[FOM] Perfect Powers

[A. Mani]

Vaughan Pratt <pratt at cs.stanford.edu>
> What does it mean for a proof to be "algebraic?"

A proof that avoids predicates that are not representable and is 'quasi-
equational'. In this problem, it is ok to quantify over Q or Z.  
 
Of course 'quasi-equational' part can be relaxed substantially, but here it 
does not seem to be essential.  

> Since the prime factorization theorem can be proved in a couple of 
> lines, I'm not sure what to make of your "much simpler."  

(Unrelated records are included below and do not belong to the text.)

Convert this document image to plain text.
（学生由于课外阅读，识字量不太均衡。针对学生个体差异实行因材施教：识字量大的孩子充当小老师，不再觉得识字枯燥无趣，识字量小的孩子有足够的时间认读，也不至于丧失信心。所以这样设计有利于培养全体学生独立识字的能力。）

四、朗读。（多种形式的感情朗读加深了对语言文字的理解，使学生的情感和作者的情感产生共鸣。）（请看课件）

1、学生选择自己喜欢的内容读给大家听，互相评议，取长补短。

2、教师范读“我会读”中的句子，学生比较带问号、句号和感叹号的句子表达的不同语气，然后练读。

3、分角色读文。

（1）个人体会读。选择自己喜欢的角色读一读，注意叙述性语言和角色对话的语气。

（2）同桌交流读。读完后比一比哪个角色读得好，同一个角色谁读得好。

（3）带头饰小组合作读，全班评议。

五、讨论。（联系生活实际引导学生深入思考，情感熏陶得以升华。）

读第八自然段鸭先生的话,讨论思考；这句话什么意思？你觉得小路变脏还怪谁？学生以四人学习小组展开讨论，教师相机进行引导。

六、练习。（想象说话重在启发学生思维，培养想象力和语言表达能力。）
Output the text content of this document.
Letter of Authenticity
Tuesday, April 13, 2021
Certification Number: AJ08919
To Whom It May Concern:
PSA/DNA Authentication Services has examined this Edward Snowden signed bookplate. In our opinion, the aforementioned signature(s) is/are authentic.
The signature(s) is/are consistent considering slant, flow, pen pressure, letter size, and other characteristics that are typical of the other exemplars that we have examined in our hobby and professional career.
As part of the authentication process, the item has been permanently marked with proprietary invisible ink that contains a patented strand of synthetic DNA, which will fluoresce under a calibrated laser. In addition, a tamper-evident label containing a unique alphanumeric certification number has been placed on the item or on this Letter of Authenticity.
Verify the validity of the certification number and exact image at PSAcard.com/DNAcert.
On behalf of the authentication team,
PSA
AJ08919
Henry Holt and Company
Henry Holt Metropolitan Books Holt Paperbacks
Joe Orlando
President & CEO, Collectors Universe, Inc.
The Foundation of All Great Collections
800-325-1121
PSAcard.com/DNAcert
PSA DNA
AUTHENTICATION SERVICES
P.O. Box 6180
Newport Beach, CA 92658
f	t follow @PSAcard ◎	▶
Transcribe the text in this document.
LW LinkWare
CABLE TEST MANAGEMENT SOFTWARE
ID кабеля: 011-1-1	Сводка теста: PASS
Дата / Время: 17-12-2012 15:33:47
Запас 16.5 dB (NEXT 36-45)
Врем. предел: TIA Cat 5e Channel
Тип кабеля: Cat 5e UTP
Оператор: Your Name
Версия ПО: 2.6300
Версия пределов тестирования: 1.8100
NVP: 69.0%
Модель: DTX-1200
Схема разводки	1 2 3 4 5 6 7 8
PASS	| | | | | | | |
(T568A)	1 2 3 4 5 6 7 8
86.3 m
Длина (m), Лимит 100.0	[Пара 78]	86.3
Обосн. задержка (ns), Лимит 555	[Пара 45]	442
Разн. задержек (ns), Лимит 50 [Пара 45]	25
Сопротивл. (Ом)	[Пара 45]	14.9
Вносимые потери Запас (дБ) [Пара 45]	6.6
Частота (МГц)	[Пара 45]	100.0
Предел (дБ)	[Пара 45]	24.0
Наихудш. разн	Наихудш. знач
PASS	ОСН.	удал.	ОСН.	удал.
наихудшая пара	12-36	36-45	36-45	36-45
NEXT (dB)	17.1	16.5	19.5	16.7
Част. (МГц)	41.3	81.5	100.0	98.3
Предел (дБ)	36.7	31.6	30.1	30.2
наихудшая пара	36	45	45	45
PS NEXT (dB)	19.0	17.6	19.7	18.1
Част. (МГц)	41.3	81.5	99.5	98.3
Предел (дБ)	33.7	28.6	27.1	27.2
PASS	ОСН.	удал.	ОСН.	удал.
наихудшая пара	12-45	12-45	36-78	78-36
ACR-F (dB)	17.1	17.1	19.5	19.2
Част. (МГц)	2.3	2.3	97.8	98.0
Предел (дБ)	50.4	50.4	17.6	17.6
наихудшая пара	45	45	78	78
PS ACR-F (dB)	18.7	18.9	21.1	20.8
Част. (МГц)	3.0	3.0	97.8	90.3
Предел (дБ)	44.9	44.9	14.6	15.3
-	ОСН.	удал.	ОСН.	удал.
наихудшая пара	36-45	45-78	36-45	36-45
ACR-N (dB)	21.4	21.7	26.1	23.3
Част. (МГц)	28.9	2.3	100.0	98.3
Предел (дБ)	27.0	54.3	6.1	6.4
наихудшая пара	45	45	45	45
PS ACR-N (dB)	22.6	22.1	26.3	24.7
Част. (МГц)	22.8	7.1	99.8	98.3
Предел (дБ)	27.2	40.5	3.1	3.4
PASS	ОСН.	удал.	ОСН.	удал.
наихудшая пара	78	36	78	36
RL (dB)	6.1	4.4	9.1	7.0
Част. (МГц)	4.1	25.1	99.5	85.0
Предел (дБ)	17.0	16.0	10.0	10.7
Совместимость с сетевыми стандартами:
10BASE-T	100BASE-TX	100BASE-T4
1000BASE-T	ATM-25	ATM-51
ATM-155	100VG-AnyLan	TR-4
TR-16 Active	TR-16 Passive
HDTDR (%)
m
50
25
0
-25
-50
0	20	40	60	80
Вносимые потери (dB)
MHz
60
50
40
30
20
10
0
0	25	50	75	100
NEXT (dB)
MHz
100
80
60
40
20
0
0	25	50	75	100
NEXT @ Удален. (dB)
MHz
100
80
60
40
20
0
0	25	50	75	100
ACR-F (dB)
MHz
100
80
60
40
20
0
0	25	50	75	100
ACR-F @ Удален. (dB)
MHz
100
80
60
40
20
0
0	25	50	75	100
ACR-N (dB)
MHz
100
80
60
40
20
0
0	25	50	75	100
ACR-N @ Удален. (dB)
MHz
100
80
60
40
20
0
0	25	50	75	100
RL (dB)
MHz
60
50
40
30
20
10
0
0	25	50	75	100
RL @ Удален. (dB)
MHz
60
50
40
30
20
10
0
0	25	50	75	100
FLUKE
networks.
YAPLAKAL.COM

It assumes the division algorithm and needs the concept of prime numbers 
(while 'relatively prime' is sufficient).

> But from your 
> mention of floor I imagine you must have essentially the following proof 
> in mind.
> 
> Given p^{1/q} = m/n with (m,n) = 1, n > 0, we want to show n = 1.  So 
> suppose to the contrary that n >= 2.  Then p = (m/n)^q, so pn^q = m^q. 
> Hence m^q mod n = 0.  But since m is in the reduced residue system mod 
> n, so is m^q whence it cannot be zero there.  QED.

In that form, the proof does not fit as the equivalence requires existential 
quantifiers.      

I was thinking of the following constructive proof:

Let p^{1/q} = m/n with (m,n) = 1, n > 0;    

and c= n(p^{1/q} - f(p^{1/q}))  (f being the floor fn)

Since 0 \leq (p^{1/q} - f(p^{1/q})) < 1

0 \leq c < n

But c (m/n)^{q-1} = c(p^{1/q})^{q-1} = 
= n(p^{1/q})^{q} - nf(p^{1/q}) (m/n)^{q-1} 

Multiplying both sides of the eqn by n^{q-2}, we get

(c m^{q-1}) /n  = (n^{q-1})p - f(p^{1/q}) m^{q-1} (an integer)

So, n | cm^{q-1} => n|c

But c \in [0,n) => c = 0

(this proof can be adapted to the better systems in craig's 1989-90 paper(s) 
in JSL)


Best

A. Mani

 

-- 
A. Mani
ASL, CLC, AMS, CMS
http://www.logicamani.co.cc